Little did he know, but Livingston had recovered 12 months' worth of work by lead singer Bono. The singer later struggled to re-create notes and lyrics for the band's second album, October, telling friends, co-workers and journalists that groupies in Portland had stolen the originals.

Then Livingston saw television accounts of U2's materials being returned to Bono in Portland Oct. 20, when the singer spoke to the World Affairs Council of Oregon at the Rose Garden arena. And he and Steve E. Graeff, 48, of Lakewood, Wash., wanted to set the record straight. The briefcase wasn't stolen, they said. It was lost, and they unsuccessfully tried to return it. Public records and documents the men produced back up their claims.

Their story is actually pretty straightforward.

Livingston said he tossed the briefcase into Graeff's van. Graeff said it looked identical to the cheap, "over-the-counter" briefcase he used to pack his lighting equipment. They drove home to Tacoma. Livingston said he was eager to get some sleep after a 14-hour day of setting up equipment for U2 and handling sound for the opening band.

"If I do this for them tonight," he remembered thinking, "then the band won't have to track it down from the road."

The next night at Astor Park, one of the larger clubs in the Seattle music scene at the time, U2 drew a large audience. "It was a packed house, a crazy night," Livingston said. No one asked Livingston for the briefcase, he said. And he forgot to mention it.

Within a few days, he and Graeff said they talked about the briefcase. Graeff remembered calling the office of John Bauer, the Seattle concert promoter who had handled U2's Northwest shows. A secretary abruptly said she wouldn't let the man on the phone meet John Bauer, assuming Graeff wanted to get close to him. "I left a message and didn't hear back from them," Graeff said. "From then it faded away. It didn't seem to be important to them, so it didn't seem important to us."
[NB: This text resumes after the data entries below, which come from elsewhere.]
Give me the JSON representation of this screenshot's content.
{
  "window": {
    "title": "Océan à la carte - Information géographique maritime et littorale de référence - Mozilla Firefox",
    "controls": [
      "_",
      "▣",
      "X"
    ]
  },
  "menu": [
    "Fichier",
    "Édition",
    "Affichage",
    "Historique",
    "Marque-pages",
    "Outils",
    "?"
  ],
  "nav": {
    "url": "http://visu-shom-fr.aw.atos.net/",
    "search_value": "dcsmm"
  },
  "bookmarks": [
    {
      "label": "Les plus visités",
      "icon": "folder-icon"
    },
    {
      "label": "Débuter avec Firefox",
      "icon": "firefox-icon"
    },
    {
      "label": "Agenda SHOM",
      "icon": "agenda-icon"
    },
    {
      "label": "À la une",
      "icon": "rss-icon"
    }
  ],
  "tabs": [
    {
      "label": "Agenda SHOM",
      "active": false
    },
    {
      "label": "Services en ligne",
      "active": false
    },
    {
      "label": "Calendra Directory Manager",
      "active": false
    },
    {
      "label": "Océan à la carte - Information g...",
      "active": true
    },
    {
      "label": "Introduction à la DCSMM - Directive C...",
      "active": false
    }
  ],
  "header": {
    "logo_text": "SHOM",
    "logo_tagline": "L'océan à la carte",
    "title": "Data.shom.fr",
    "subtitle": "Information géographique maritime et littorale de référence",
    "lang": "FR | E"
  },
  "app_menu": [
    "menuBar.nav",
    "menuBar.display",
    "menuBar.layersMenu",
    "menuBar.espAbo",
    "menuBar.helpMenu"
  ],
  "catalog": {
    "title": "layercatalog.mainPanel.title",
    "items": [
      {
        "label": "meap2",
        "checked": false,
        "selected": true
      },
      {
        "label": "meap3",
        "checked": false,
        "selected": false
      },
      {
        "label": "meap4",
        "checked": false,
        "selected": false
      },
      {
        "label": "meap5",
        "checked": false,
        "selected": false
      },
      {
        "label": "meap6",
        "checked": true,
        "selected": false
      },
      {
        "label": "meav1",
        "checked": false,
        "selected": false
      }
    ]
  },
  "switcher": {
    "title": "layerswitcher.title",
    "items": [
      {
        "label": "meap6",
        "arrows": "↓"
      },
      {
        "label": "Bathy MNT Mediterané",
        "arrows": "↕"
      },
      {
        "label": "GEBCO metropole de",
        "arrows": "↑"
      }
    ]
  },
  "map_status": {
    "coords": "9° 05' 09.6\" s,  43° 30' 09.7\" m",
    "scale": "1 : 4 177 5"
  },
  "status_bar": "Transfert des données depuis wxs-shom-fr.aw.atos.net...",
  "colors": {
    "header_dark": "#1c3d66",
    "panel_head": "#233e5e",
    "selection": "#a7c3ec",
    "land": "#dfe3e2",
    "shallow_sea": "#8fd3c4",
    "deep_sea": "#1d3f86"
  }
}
Many fans might consider any possessions of the band to be of crucial interest. But back then, Livingston said, U2 was little-known in the United States. As a sound specialist, he was up close to many bands during those years -- some up and coming, and some on their way out of popularity. "When you're working shows, you can't be a fan," Livingston said.

Graeff stored the briefcase at the house he and his brother Rusty were renting in University Park, a suburb west of Tacoma, where he ran his company, Northwest Lighting. Without opening the briefcase, he said he put it in the attic above the garage of the small rambler-style house. It sat among his Halloween and Christmas decorations.
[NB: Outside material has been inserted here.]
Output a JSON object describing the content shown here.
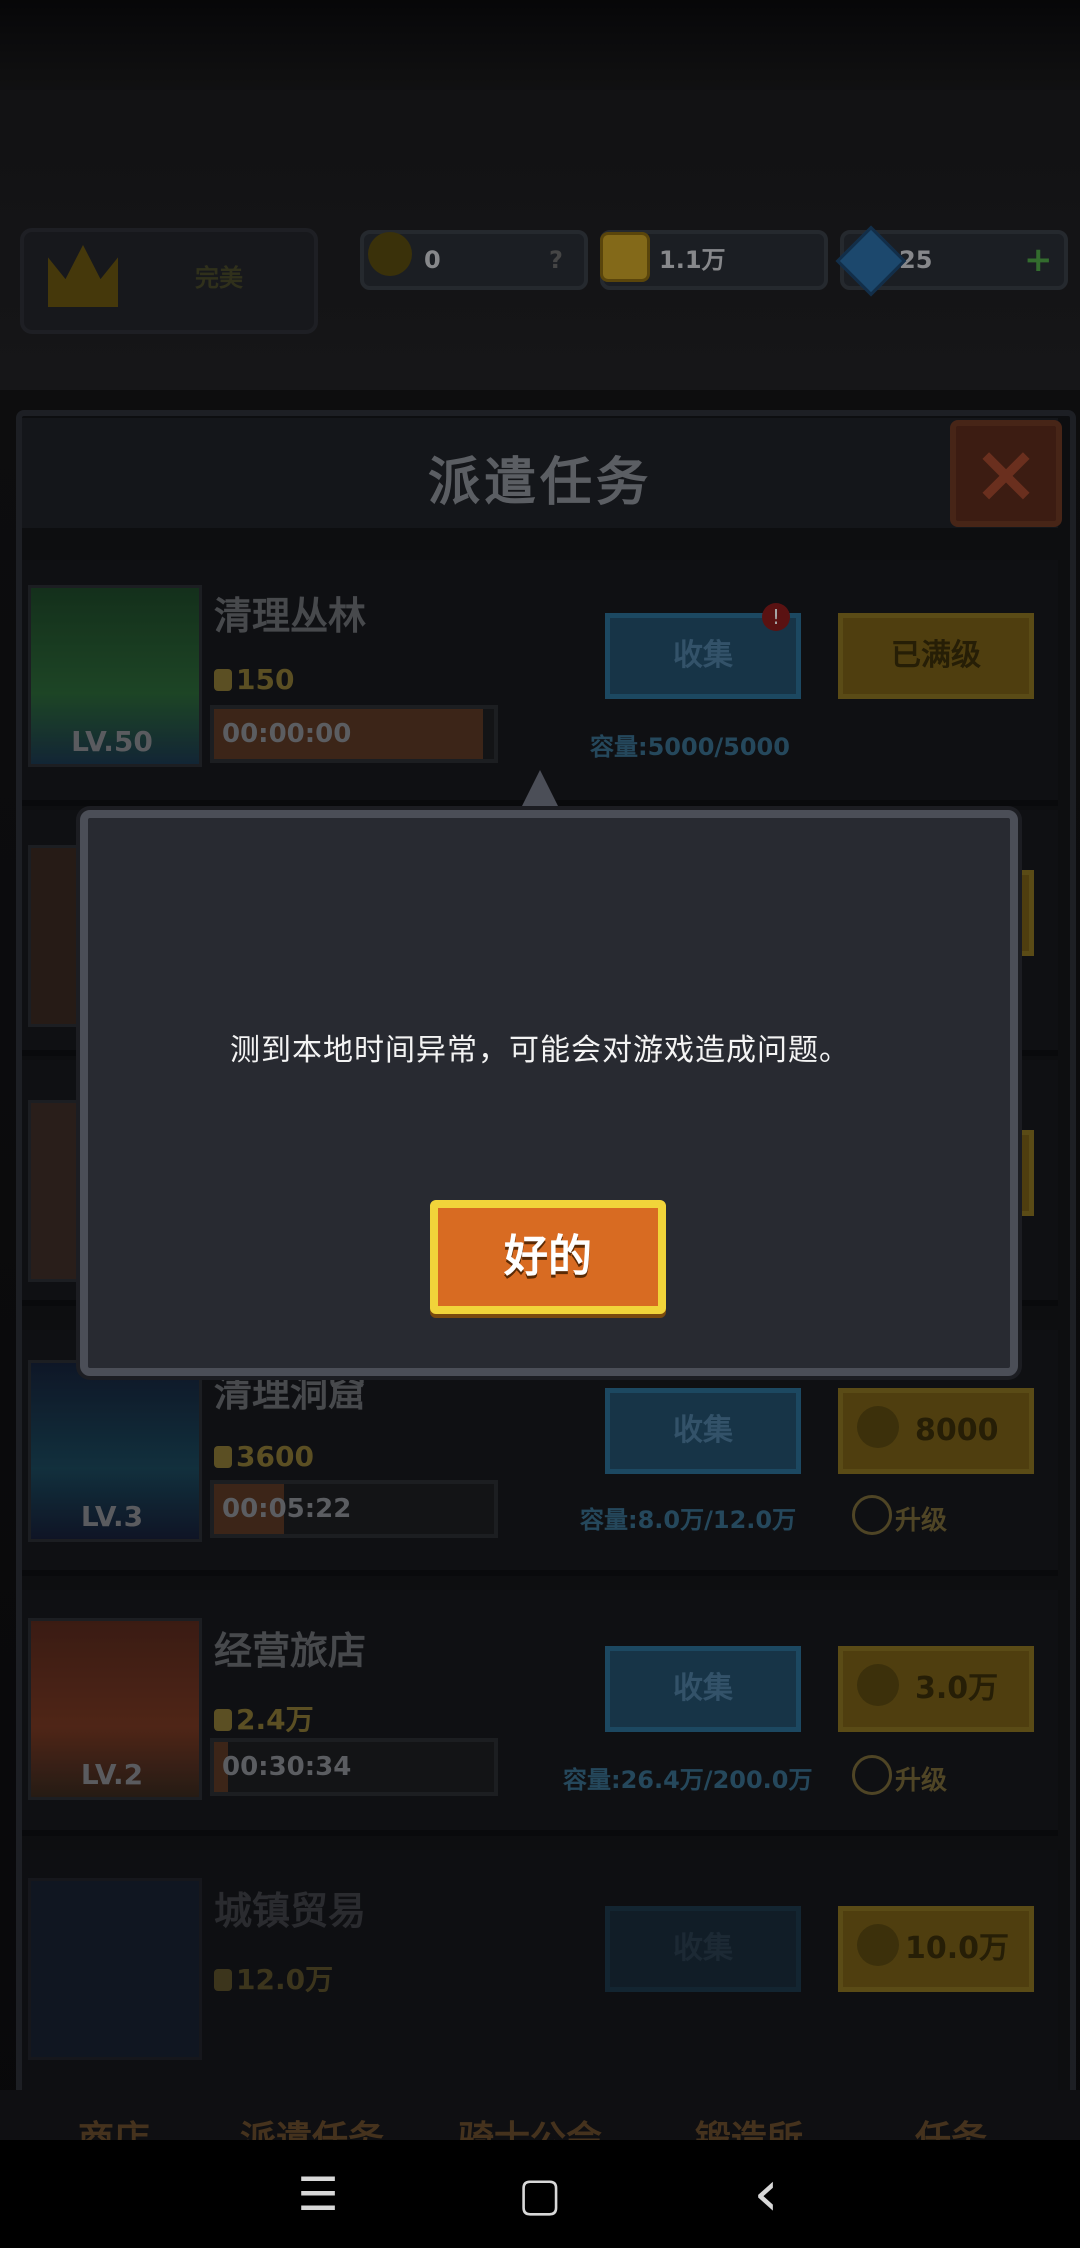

When Graeff moved out later that year, he took all of his belongings but said he must have forgotten the briefcase. Two years later, tenant Dave Harris found the briefcase sitting alone in the attic. Harris kept the briefcase. Cindy Harris saved the contents in the garage, taking it to a new house the couple bought in 1983. She kept the items in a zippered plastic bag in the garage until October 2003, when her friend Danielle Rheaume insisted on storing it at her parents' house.

Rheaume sorted the contents and carefully grouped notes, photographs and letters into envelopes. She stored it in her father's safe, with his gun collection. She contacted U2's management, seeking to personally deliver the materials to Bono, whom she had always dreamed of meeting. After several failed attempts in the last 12 months, Rheaume and Harris met with Bono in Portland.
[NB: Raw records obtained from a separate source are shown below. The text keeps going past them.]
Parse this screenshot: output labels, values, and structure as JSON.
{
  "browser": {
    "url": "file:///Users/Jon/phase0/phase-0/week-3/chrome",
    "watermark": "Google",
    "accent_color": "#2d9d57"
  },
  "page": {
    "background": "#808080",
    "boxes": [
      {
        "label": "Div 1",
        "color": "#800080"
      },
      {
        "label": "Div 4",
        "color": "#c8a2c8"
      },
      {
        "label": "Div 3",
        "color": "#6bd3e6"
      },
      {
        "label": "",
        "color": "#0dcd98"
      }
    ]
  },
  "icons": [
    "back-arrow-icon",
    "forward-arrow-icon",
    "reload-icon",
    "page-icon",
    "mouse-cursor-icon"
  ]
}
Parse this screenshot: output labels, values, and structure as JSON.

Rheaume said last week that Graeff and Livingston's story didn't surprise her. "That legend was just too perfect, it was too classic," she said. "Two girls. Who are the classic groupies of male rock bands? Girls."

The technicians provided documents and details of the evening that appear to back up their story.

Livingston still has two pages showing the layout U2 requested for the stage in at the Foghorn Tavern. The layouts show each band member's name and instrument. The letterhead at the top of the page includes an address, "45 Waterloo Road, Dublin4, Ireland," that Rheaume said matched some of the band's materials.